Gerascophobia, named after the son of Nyx, Geras, from Greek mythology, is the fear of old age and inevitable death.
As Wikipedia defines it, Gerascophobia is the abnormal fear of ageing or growing old. Gerascophobia may be based on anxieties of being left alone, without resources and incapable of caring for oneself.
Now, I have picked King Yayati as my case-in-point because he was cursed by a sage, and he became an old man. Fearing his approaching death, he begs for forgiveness, and the sage gives him a chance to live as a young man again, if he managed to convince one of his sons to take the burden of the curse.
Yayati was what we know now as “The King of The World.” Sorry, DiCaprio, but he got the title before you.
This story focuses on King Yayati, one of the Pandavas’ ancestors. The main characters of this story are King Yayati, Devayani, Sharmishta and Shukracharya.
Yayati was a famous ruler who conquered the entire world. He had two wives, Devayani and Sharmishta, of which the former was the daughter of Shukracharya, the sage with whose blessings the kingdom prospered.
His story begins thus.
Yayati had two wives, Devayani and Sharmishta. By the order of Shukracharya, Yayati was forbidden to have a child with Sharmishta, even though he was married to her.
But, he went ahead and had four children with her.
Shukracharya found out about it after a long time, when Devayani went and told him about Yayati and Sharmishta.
Enraged, Shukracharya cursed Yayati, saying that he would become an old man, and age much faster. I think the curse was
“Sunshine, Daisies, Butter mellow,
turn this stupid, fat rat yellow!”
I think Shukracharya imagined “yellow” as a synonym for “old”, as in “yellowed paper.”
Anyways, it worked (it may not have for Ron Weasley…), and immediately, Yayati was on his knees, begging for mercy.
Shukracharya’s rage subsided when he saw the king fall and weep. He said sharply, “All right. I’ll give you one last chance. You can lose the curse, if you manage to get one of Sharmishta’s sons to take the burden of the curse.”
The king, relieved, ran back to his palace, and rushed into his first son’s room, where he saw his son, eyes glued to the computer, playing Call Of Duty. He was the more violent-ish type, who loved nothing more than decimating, decapitating and destroying. He had JBL headphones on, and looking at Yayati trying to talk to him, from Yadu’s point of view was like watching a Charlie Chaplin movie- no sound.

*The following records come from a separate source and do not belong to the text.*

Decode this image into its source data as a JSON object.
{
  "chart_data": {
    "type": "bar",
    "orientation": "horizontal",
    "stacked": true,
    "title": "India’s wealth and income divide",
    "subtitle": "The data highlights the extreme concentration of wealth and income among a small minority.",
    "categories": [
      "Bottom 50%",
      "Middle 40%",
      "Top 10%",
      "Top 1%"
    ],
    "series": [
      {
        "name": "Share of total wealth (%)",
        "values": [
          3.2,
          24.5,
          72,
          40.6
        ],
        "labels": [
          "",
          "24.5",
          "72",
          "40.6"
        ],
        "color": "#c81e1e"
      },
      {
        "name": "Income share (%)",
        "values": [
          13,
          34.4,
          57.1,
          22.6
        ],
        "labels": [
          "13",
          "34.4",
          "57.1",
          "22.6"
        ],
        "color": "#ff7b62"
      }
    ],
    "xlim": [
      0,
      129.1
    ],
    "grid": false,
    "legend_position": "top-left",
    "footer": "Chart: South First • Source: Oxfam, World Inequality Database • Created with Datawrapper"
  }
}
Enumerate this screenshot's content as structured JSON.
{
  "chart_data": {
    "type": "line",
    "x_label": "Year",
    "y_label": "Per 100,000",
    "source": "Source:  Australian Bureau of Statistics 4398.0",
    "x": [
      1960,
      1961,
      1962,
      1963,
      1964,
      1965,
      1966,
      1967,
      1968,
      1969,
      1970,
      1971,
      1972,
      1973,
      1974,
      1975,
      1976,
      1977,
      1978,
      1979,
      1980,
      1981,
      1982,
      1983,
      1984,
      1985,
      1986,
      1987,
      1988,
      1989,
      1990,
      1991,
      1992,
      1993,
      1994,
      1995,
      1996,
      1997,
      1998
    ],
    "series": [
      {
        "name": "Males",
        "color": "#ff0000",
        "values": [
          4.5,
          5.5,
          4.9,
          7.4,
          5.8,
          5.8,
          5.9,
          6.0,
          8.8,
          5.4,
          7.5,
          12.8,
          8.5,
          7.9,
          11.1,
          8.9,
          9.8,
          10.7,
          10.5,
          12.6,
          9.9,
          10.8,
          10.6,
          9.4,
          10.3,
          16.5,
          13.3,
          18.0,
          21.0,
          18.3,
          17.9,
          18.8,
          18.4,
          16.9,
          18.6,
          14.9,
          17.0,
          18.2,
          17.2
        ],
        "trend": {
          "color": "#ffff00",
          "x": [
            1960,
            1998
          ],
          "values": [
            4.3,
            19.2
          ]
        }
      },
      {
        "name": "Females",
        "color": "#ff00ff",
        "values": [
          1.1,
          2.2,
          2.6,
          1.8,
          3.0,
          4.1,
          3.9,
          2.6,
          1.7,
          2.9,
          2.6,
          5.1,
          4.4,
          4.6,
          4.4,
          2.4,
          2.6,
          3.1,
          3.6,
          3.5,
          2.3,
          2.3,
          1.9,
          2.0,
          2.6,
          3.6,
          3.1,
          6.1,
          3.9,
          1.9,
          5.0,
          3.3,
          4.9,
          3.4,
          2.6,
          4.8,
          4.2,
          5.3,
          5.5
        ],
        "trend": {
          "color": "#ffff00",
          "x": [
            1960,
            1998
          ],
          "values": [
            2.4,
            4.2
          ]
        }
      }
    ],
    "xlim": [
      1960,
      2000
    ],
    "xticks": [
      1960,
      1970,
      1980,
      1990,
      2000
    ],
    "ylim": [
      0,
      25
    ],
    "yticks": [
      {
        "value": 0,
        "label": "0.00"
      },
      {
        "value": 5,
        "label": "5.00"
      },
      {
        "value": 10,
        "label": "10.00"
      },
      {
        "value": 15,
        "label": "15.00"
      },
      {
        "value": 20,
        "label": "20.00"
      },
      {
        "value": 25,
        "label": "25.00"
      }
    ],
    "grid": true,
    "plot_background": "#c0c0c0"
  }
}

Then, Yadu turned to his left, and saw an old man, with a long grey beard, and silvery white hair.
He shouted,” Dumbledore!!!!!” And began talking about magic and whatnot.
Yayati silenced him with a single wave of his hand (not wand, mind), and explained the situation to Yadu.
Yadu sat silent for a while, and then said, “Father, how can I do this? The way I see it, we shouldn’t even exist. You broke the rules, and now you want us to pay for your mistake. How is this fair?”
Yayati stood, and said, “Okay. I see what you mean. Forgive me.”
He walked out of the room.
Next, he went to Druhyu’s room. Druhyu was a more mind-games oriented guy, so, he was playing blitz chess on his phone.
When he saw Yayati approaching him, he said in a squeaky voice, “Gandalf?”
Yayati sighed, and explained the situation all over again.
Druhyu, too, declined to accept the curse.
He then went to his fourth son’s room (Anu had gone to another kingdom), and explained the problem to Puru.
Puru said, “Father, I accept your curse. You can stay healthy and live long. I have no need for youth; all I need is life. I am happy to live. I need to focus on more important things.
At this, Yayati smiled, and magically started growing younger. Puru grew a long beard, and had greyish hair.
Yayati thanked his son profusely, and ran out of his room, jumping about.
But then, he thought, “Is it really worth it? Do I really need eternal youth?” He thought about Puru’s words, and ran back to his son’s room. He said, “My son, I have realized that I do not need eternal youth. I wish to renounce all materialistic pleasures, and become an ascetic. I grant you my age as well as your youth. May you live long and prosper.” So, in the end, a gerascophobic man greeted death like an old friend, and rose to heaven. As for Puru, he lived for many years, and his descendant was Shantanu, Bheeshma’s father. Yayati was living life for worldly pleasures, until he realized that all life is an illusion, and truth can be seen only when all this is renounced. Puru had realized this long ago, and didn’t really care for what his brothers had, and was awaiting his chance to attain truth.